OpenAI has recently published a paper highlighting its advancements in tackling a common issue known as “hallucinations.” Hallucinations occur when an AI system generates fabricated information, often leading to inaccurate or misleading outputs.
In an effort to combat this problem, OpenAI has developed two models, namely outcome supervision and process supervision, which aim to eliminate hallucinations and improve the reliability of AI-generated content.
The outcome supervision model involves training a reward model that provides feedback on the final results produced by the AI system. OpenAI tested both models using a math dataset and found that the process supervision approach demonstrated “significantly superior performance” compared to outcome supervision. However, it is important to note that process monitoring has primarily been evaluated in the field of mathematics, and its broader applicability requires further investigation and research.
OpenAI envisions process monitoring as a potential solution that combines the advantages of both outcome and process supervision. The organization suggests that if the observed results are generalized, process monitoring could offer a more effective and consistent means of addressing hallucinations.
While these step-by-step testing methodologies hold promise in combating hallucinations, it is crucial to acknowledge the need for further evaluation in diverse domains. The issue of hallucinations gained attention recently when a lawyer, relying on ChatGPT for his work, encountered a fabricated precedent, exposing the severity of the problem. Consequently, there is considerable anticipation that OpenAI’s research will pave the way for mitigating this critical issue, which is currently a top concern in the field.
OpenAI has not provided a specific timeline for when process monitoring will be implemented in the publicly available ChatGPT model. The research is still in its early stages and necessitates additional testing and refinement before it can be applied more broadly.
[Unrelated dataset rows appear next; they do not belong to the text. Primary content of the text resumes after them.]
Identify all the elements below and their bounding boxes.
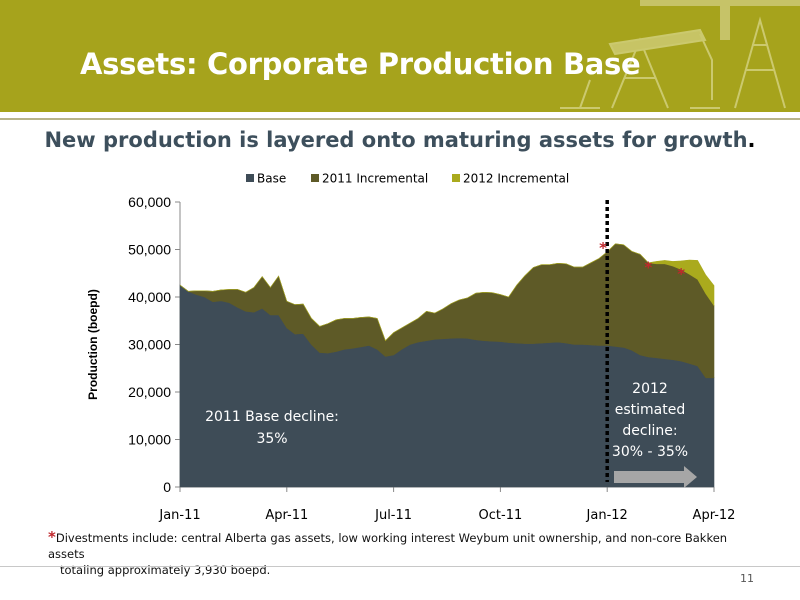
- header-banner: Assets: Corporate Production Base: [0, 0, 800, 112]
- footnote-star: *: [48, 528, 56, 546]
- legend-swatch: [452, 174, 460, 182]
- legend-label: 2012 Incremental: [463, 172, 569, 186]
- y-tick-label: 30,000: [128, 337, 171, 353]
- legend-label: Base: [257, 172, 286, 186]
- production-chart: Base 2011 Incremental 2012 Incremental 0 10…: [86, 172, 736, 524]
- base-decline-line-1: 2011 Base decline:: [205, 409, 339, 425]
- x-tick-label: Jul-11: [374, 508, 412, 523]
- slide-subtitle: New production is layered onto maturing …: [0, 128, 800, 152]
- chart-legend: Base 2011 Incremental 2012 Incremental: [246, 172, 569, 186]
- x-tick-label: Apr-11: [265, 508, 308, 523]
- x-axis: Jan-11 Apr-11 Jul-11 Oct-11 Jan-12 Apr-12: [158, 486, 736, 523]
- forecast-arrow-icon: [614, 466, 697, 488]
- legend-swatch: [246, 174, 254, 182]
- x-tick-label: Jan-12: [586, 508, 628, 523]
- page-title: Assets: Corporate Production Base: [80, 47, 641, 81]
- estimated-decline-line-1: 2012: [632, 381, 668, 397]
- y-axis-label: Production (boepd): [86, 289, 100, 400]
- oil-pump-decoration-icon: [560, 0, 800, 109]
- legend-swatch: [311, 174, 319, 182]
- area-2012-incremental: [179, 243, 715, 342]
- subtitle-period: .: [747, 128, 756, 152]
- estimated-decline-line-3: decline:: [622, 423, 677, 439]
- divestment-star-marker: *: [599, 239, 607, 257]
- footnote-line-2: totaling approximately 3,930 boepd.: [60, 563, 271, 577]
- y-tick-label: 0: [163, 479, 171, 495]
- y-tick-label: 20,000: [128, 384, 171, 400]
- estimated-decline-line-2: estimated: [615, 402, 686, 418]
- y-tick-label: 50,000: [128, 242, 171, 258]
- footnote-line-1: Divestments include: central Alberta gas…: [48, 531, 728, 561]
- subtitle-text: New production is layered onto maturing …: [44, 128, 748, 152]
- divestment-star-marker: *: [677, 265, 685, 283]
- y-tick-label: 10,000: [128, 432, 171, 448]
- x-tick-label: Apr-12: [693, 508, 736, 523]
- header-divider: [0, 112, 800, 117]
- stacked-areas: [179, 243, 715, 488]
- y-tick-label: 60,000: [128, 194, 171, 210]
- base-decline-line-2: 35%: [256, 431, 287, 447]
- divestment-star-marker: *: [644, 259, 652, 277]
- page-number: 11: [740, 572, 754, 585]
- y-tick-label: 40,000: [128, 289, 171, 305]
- footnote: *Divestments include: central Alberta ga…: [48, 529, 738, 578]
- estimated-decline-line-4: 30% - 35%: [612, 444, 688, 460]
- footer-divider: [0, 566, 800, 567]
- chart-overlays: 2011 Base decline: 35% 2012 estimated declin…: [205, 200, 697, 488]
- y-axis: 0 10,000 20,000 30,000 40,000 50,000 60,000 Pro…: [86, 194, 181, 495]
- x-tick-label: Jan-11: [158, 508, 200, 523]
- header-underline: [0, 118, 800, 120]
- legend-label: 2011 Incremental: [322, 172, 428, 186]
- x-tick-label: Oct-11: [479, 508, 523, 523]
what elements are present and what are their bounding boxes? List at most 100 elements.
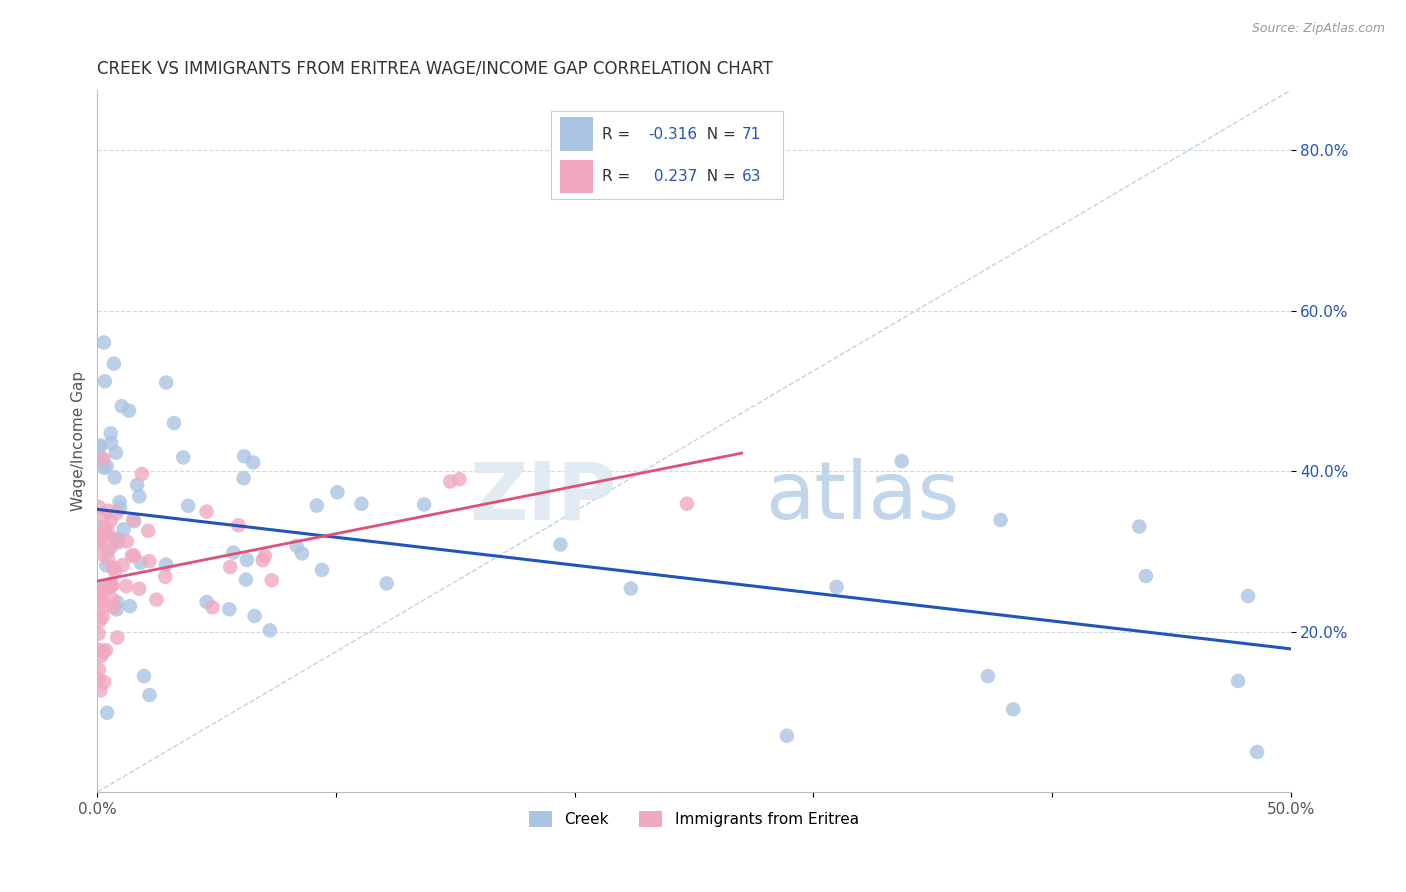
Point	[104, 445, 127, 459]
Point	[100, 541, 122, 555]
Point	[89, 438, 111, 452]
Bar	[560, 160, 593, 193]
Point	[145, 592, 167, 607]
FancyBboxPatch shape	[551, 112, 783, 199]
Point	[89, 535, 111, 549]
Point	[93, 522, 115, 536]
Point	[94, 374, 117, 388]
Point	[103, 560, 125, 574]
Point	[87, 663, 110, 677]
Point	[93, 645, 115, 659]
Point	[326, 485, 349, 500]
Point	[98, 577, 121, 591]
Point	[100, 579, 122, 593]
Point	[138, 688, 160, 702]
Point	[128, 582, 150, 596]
Point	[91, 610, 114, 624]
Point	[89, 614, 111, 628]
Point	[90, 648, 112, 663]
Point	[108, 495, 131, 509]
Point	[1237, 589, 1260, 603]
Point	[100, 513, 122, 527]
Point	[172, 450, 194, 465]
Point	[93, 461, 115, 475]
Point	[89, 683, 111, 698]
Point	[93, 675, 115, 690]
Point	[91, 588, 114, 602]
Point	[252, 553, 274, 567]
Point	[550, 537, 572, 551]
Point	[91, 600, 114, 615]
Text: 0.237: 0.237	[648, 169, 697, 184]
Point	[236, 553, 259, 567]
Point	[155, 558, 177, 572]
Point	[233, 450, 256, 464]
Point	[235, 573, 257, 587]
Point	[96, 459, 118, 474]
Point	[115, 579, 138, 593]
Point	[90, 531, 112, 545]
Y-axis label: Wage/Income Gap: Wage/Income Gap	[72, 371, 86, 511]
Point	[155, 376, 177, 390]
Point	[825, 580, 848, 594]
Point	[97, 543, 120, 558]
Point	[115, 534, 138, 549]
Point	[89, 520, 111, 534]
Point	[350, 497, 373, 511]
Point	[305, 499, 328, 513]
Text: -0.316: -0.316	[648, 127, 697, 142]
Text: N =: N =	[697, 169, 741, 184]
Point	[90, 533, 112, 547]
Point	[413, 498, 436, 512]
Point	[100, 426, 122, 441]
Point	[259, 624, 281, 638]
Point	[449, 472, 471, 486]
Point	[94, 526, 117, 541]
Point	[89, 582, 111, 597]
Point	[105, 602, 128, 616]
Point	[103, 470, 125, 484]
Point	[93, 511, 115, 525]
Point	[89, 547, 111, 561]
Point	[87, 500, 110, 514]
Bar	[560, 118, 593, 151]
Point	[242, 455, 264, 469]
Point	[127, 478, 149, 492]
Point	[1227, 673, 1250, 688]
Point	[375, 576, 398, 591]
Point	[89, 581, 111, 595]
Point	[105, 533, 128, 548]
Point	[90, 452, 112, 467]
Point	[111, 399, 134, 413]
Point	[91, 595, 114, 609]
Text: 63: 63	[741, 169, 761, 184]
Text: ZIP: ZIP	[470, 458, 616, 536]
Point	[439, 475, 461, 489]
Text: Source: ZipAtlas.com: Source: ZipAtlas.com	[1251, 22, 1385, 36]
Point	[253, 549, 276, 563]
Point	[201, 600, 224, 615]
Point	[243, 609, 266, 624]
Point	[101, 578, 124, 592]
Text: 71: 71	[741, 127, 761, 142]
Point	[1128, 519, 1150, 533]
Point	[98, 580, 121, 594]
Point	[103, 357, 125, 371]
Point	[195, 505, 218, 519]
Point	[129, 556, 152, 570]
Point	[103, 600, 125, 615]
Point	[105, 631, 128, 645]
Point	[87, 642, 110, 657]
Point	[104, 532, 127, 546]
Point	[87, 673, 110, 687]
Point	[112, 522, 135, 536]
Point	[93, 335, 115, 350]
Point	[177, 499, 200, 513]
Point	[122, 514, 145, 528]
Point	[96, 558, 118, 573]
Point	[136, 524, 159, 538]
Text: atlas: atlas	[766, 458, 960, 536]
Point	[107, 535, 129, 549]
Legend: Creek, Immigrants from Eritrea: Creek, Immigrants from Eritrea	[523, 805, 865, 833]
Point	[108, 501, 131, 516]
While initial results are promising, OpenAI cautions that a safer approach may come with a performance penalty referred to as an “alignment tax.” So far, the evaluation conducted on math problems has shown that process monitoring does not incur this tax. However, it remains to be seen how it will perform with more generalized information.
In support of further research on this topic, OpenAI has made its PRM800K dataset available on GitHub. This comprehensive dataset comprises 800,000 step-level human feedback labels, which can aid researchers in developing and refining techniques related to AI supervision and monitoring.